Prepare your Portworx cluster

important

In case of bare metal setups, you don't need to configure the portworx-api service type as LoadBalancer. However, ensure that the portworx-api and portworx-service services are present in your cluster and the Portworx cluster is in a healthy state.

You must configure an external load balancer for the Portworx API service on your source and destination clusters, as you are running Portworx in the cloud.
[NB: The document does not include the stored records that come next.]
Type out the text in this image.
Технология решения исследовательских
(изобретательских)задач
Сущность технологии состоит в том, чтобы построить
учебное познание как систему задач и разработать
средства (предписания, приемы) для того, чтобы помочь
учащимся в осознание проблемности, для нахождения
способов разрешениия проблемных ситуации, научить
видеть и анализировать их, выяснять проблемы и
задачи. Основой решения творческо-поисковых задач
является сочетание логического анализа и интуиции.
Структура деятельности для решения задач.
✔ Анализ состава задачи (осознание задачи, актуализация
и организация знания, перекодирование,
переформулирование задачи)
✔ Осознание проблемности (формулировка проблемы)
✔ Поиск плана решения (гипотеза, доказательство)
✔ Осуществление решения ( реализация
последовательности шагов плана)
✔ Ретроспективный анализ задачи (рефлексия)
An external load balancer is necessary because it assigns a public IP address for accessing Portworx on port 9001 from your worker nodes.

caution

It is recommended that you enable authorization on your Portworx cluster before enabling a load balancer.
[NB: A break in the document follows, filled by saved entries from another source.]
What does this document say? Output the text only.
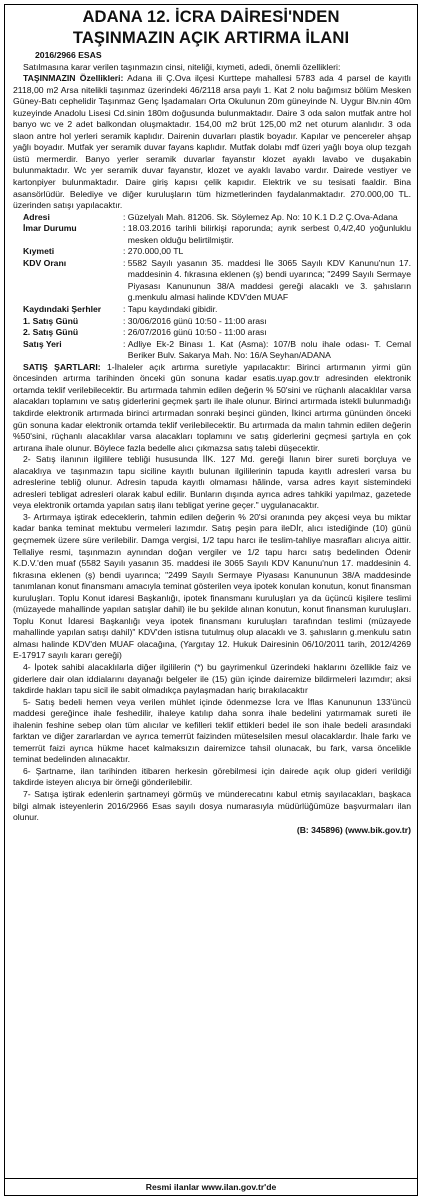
ADANA 12. İCRA DAİRESİ'NDEN
TAŞINMAZIN AÇIK ARTIRMA İLANI

2016/2966 ESAS

Satılmasına karar verilen taşınmazın cinsi, niteliği, kıymeti, adedi, önemli özellikleri:

TAŞINMAZIN Özellikleri: Adana ili Ç.Ova ilçesi Kurttepe mahallesi 5783 ada 4 parsel de kayıtlı 2118,00 m2 Arsa nitelikli taşınmaz üzerindeki 46/2118 arsa paylı 1. Kat 2 nolu bağımsız bölüm Mesken Güney-Batı cephelidir Taşınmaz Genç İşadamaları Orta Okulunun 20m güneyinde N. Uygur Blv.nin 40m kuzeyinde Anadolu Lisesi Cd.sinin 180m doğusunda bulunmaktadır. Daire 3 oda salon mutfak antre hol banyo wc ve 2 adet balkondan oluşmaktadır. 154,00 m2 brüt 125,00 m2 net oturum alanlıdır. 3 oda slaon antre hol yerleri seramik kaplıdır. Dairenin duvarları plastik boyadır. Kapılar ve pencereler ahşap yağlı boyadır. Mutfak yer seramik duvar fayans kaplıdır. Mutfak dolabı mdf üzeri yağlı boya olup tezgah üstü mermerdir. Banyo yerler seramik duvarlar fayanstır klozet ayaklı lavabo ve duşakabin bulunmaktadır. Wc yer seramik duvar fayanstır, klozet ve ayaklı lavabo vardır. Dairede vestiyer ve kartonpiyer bulunmaktadır. Daire giriş kapısı çelik kapıdır. Elektrik ve su tesisati faaldir. Bina asansörlüdür. Belediye ve diğer kuruluşların tüm hizmetlerinden faydalanmaktadır. 270.000,00 TL. üzerinden satışı yapılacaktır.

Adresi	: Güzelyalı Mah. 81206. Sk. Söylemez Ap. No: 10 K.1 D.2 Ç.Ova-Adana
İmar Durumu	: 18.03.2016 tarihli bilirkişi raporunda; ayrık serbest 0,4/2,40 yoğunluklu mesken olduğu belirtilmiştir.
Kıymeti	: 270.000,00 TL
KDV Oranı	: 5582 Sayılı yasanın 35. maddesi İle 3065 Sayılı KDV Kanunu'nun 17. maddesinin 4. fıkrasına eklenen (ş) bendi uyarınca; "2499 Sayılı Sermaye Piyasası Kanununun 38/A maddesi gereği alacaklı ve 3. şahısların g.menkulu almasi halinde KDV'den MUAF
Kaydındaki Şerhler	: Tapu kaydındaki gibidir.
1. Satış Günü	: 30/06/2016 günü 10:50 - 11:00 arası
2. Satış Günü	: 26/07/2016 günü 10:50 - 11:00 arası
Satış Yeri	: Adliye Ek-2 Binası 1. Kat (Asma): 107/B nolu ihale odası- T. Cemal Beriker Bulv. Sakarya Mah. No: 16/A Seyhan/ADANA

SATIŞ ŞARTLARI: 1-İhaleler açık artırma suretiyle yapılacaktır: Birinci artırmanın yirmi gün öncesinden artırma tarihinden önceki gün sonuna kadar esatis.uyap.gov.tr adresinden elektronik ortamda teklif verilebilecektir. Bu artırmada tahmin edilen değerin % 50'sini ve rüçhanlı alacaklılar varsa alacakları toplamını ve satış giderlerini geçmek şartı ile ihale olunur. Birinci artırmada istekli bulunmadığı takdirde elektronik artırmada birinci artırmadan sonraki beşinci günden, İkinci artırma gününden önceki gün sonuna kadar elektronik ortamda teklif verilebilecektir. Bu artırmada da malın tahmin edilen değerin %50'sini, rüçhanlı alacaklılar varsa alacakları toplamını ve satış giderlerini geçmesi şartıyla en çok artırana ihale olunur. Böylece fazla bedelle alıcı çıkmazsa satış talebi düşecektir.

2- Satış ilanının ilgililere tebliği hususunda İİK. 127 Md. gereği İlanın birer sureti borçluya ve alacaklıya ve taşınmazın tapu siciline kayıtlı bulunan ilgililerinin tapuda kayıtlı adresleri varsa bu adreslerine tebliğ olunur. Adresin tapuda kayıtlı olmaması hâlinde, varsa adres kayıt sistemindeki adresleri tebligat adresleri olarak kabul edilir. Bunların dışında ayrıca adres tahkiki yapılmaz, gazetede veya elektronik ortamda yapılan satış ilanı tebligat yerine geçer." uygulanacaktır.

3- Artırmaya iştirak edeceklerin, tahmin edilen değerin % 20'si oranında pey akçesi veya bu miktar kadar banka teminat mektubu vermeleri lazımdır. Satış peşin para ileDİr, alıcı istediğinde (10) günü geçmemek üzere süre verilebilir. Damga vergisi, 1/2 tapu harcı ile teslim-tahliye masrafları alıcıya aittir. Tellaliye resmi, taşınmazın aynından doğan vergiler ve 1/2 tapu harcı satış bedelinden Ödenir K.D.V.'den muaf (5582 Sayılı yasanın 35. maddesi ile 3065 Sayılı KDV Kanunu'nun 17. maddesinin 4. fıkrasına eklenen (ş) bendi uyarınca; "2499 Sayılı Sermaye Piyasası Kanununun 38/A maddesinde tanımlanan konut finansmanı amacıyla teminat gösterilen veya ipotek konulan konutun, konut finansman kuruluşları. Toplu Konut idaresi Başkanlığı, ipotek finansmanı kuruluşları ya da üçüncü kişilere teslimi (müzayede mahallinde yapılan satışlar dahil) ile bu şekilde alınan konutun, konut finansman kuruluşları. Toplu Konut İdaresi Başkanlığı veya ipotek finansmanı kuruluşları tarafından teslimi (müzayede mahallinde yapılan satışı dahil)" KDV'den istisna tutulmuş olup alacaklı ve 3. şahısların g.menkulu satın alması halinde KDV'den MUAF olacağına, (Yargıtay 12. Hukuk Dairesinin 06/10/2011 tarih, 2012/4269 E-17917 sayılı kararı gereği)

4- İpotek sahibi alacaklılarla diğer ilgililerin (*) bu gayrimenkul üzerindeki haklarını özellikle faiz ve giderlere dair olan iddialarını dayanağı belgeler ile (15) gün içinde dairemize bildirmeleri lazımdır; aksi takdirde hakları tapu sicil ile sabit olmadıkça paylaşmadan hariç bırakılacaktır

5- Satış bedeli hemen veya verilen mühlet içinde ödenmezse İcra ve İflas Kanununun 133'üncü maddesi gereğince ihale feshedilir, ihaleye katılıp daha sonra ihale bedelini yatırmamak sureti ile ihalenin feshine sebep olan tüm alıcılar ve kefilleri teklif ettikleri bedel ile son ihale bedeli arasındaki farktan ve diğer zararlardan ve ayrıca temerrüt faizinden müteselsilen mesul olacaklardır. İhale farkı ve temerrüt faizi ayrıca hükme hacet kalmaksızın dairemizce tahsil olunacak, bu fark, varsa öncelikle teminat bedelinden alınacaktır.

6- Şartname, ilan tarihinden itibaren herkesin görebilmesi için dairede açık olup gideri verildiği takdirde isteyen alıcıya bir örneği gönderilebilir.

7- Satışa iştirak edenlerin şartnameyi görmüş ve münderecatını kabul etmiş sayılacakları, başkaca bilgi almak isteyenlerin 2016/2966 Esas sayılı dosya numarasıyla müdürlüğümüze başvurmaları ilan olunur.

(B: 345896) (www.bik.gov.tr)
Resmi ilanlar www.ilan.gov.tr'de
Enable load balancing by running the kubectl edit stc command and adding the annotation to change the service type value from nodePort to LoadBalancer as shown below:

kubectl edit stc <stc-name> -n <namespace>
apiVersion: core.libopenstorage.org/v1
kind: StorageCluster
metadata:
annotations:
portworx.io/service-type: "portworx-api:LoadBalancer"
...

You can verify the changes using the kubectl get service command.
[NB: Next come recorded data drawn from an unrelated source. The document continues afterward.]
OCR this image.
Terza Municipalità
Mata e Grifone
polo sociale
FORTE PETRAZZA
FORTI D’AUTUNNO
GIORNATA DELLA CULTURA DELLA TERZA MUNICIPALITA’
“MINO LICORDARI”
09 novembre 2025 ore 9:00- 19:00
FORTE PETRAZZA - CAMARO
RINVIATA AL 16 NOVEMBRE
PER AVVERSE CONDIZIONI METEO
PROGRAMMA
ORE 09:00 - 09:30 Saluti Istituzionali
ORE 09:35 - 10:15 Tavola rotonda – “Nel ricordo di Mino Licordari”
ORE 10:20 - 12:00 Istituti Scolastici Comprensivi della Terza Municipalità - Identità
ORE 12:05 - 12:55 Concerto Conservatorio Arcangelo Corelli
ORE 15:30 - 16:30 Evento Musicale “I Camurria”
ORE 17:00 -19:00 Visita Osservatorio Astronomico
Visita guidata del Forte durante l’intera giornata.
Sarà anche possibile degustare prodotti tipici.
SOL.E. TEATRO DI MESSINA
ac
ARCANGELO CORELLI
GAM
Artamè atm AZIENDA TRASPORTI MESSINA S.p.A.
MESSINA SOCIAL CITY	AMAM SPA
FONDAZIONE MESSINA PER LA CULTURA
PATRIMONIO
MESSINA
kubectl get service -n <namespace>
NAME                        TYPE           CLUSTER-IP      EXTERNAL-IP   PORT(S)                                        AGE
portworx-service LoadBalancer 10.233.56.13 192.0.2.20 9001:30278/TCP,9020:30908/TCP,9021:32598/TCP 18h

Install storkctl

Stork is Portworx's storage scheduler, offering seamless integration between Portworx and your orchestrator (Kubernetes or OpenShift). It allows you to co-locate pods with their data, provides seamless migration of pods in case of storage issues, and makes it easier to create and restore snapshots of Portworx volumes. storkctl is a command-line tool for interacting with Stork. Install storkctl on both clusters after installing Portworx.

important

Always use the latest storkctl binary tool by downloading it from the currently running Stork container.

Perform the following steps to download storkctl from the Stork pod:

  • Linux:

    STORK_POD=$(kubectl get pods -n <namespace> -l name=stork -o jsonpath='{.items[0].metadata.name}') &&
    kubectl cp -n <px-namespace> $STORK_POD:/storkctl/linux/storkctl ./storkctl
    sudo mv storkctl /usr/local/bin &&
    sudo chmod +x /usr/local/bin/storkctl
  • OS X:

    STORK_POD=$(kubectl get pods -n <namespace> -l name=stork -o jsonpath='{.items[0].metadata.name}') &&
    kubectl cp -n <px-namespace> $STORK_POD:/storkctl/darwin/storkctl ./storkctl
    sudo mv storkctl /usr/local/bin &&
    sudo chmod +x /usr/local/bin/storkctl
  • Windows:

    1. Copy storkctl.exe from the stork pod:

      STORK_POD=$(kubectl get pods -n <px-namespace> -l name=stork -o jsonpath='{.items[0].metadata.name}') &&
      kubectl cp -n <px-namespace> $STORK_POD:/storkctl/windows/storkctl.exe ./storkctl.exe
    2. Move storkctl.exe to a directory in your PATH.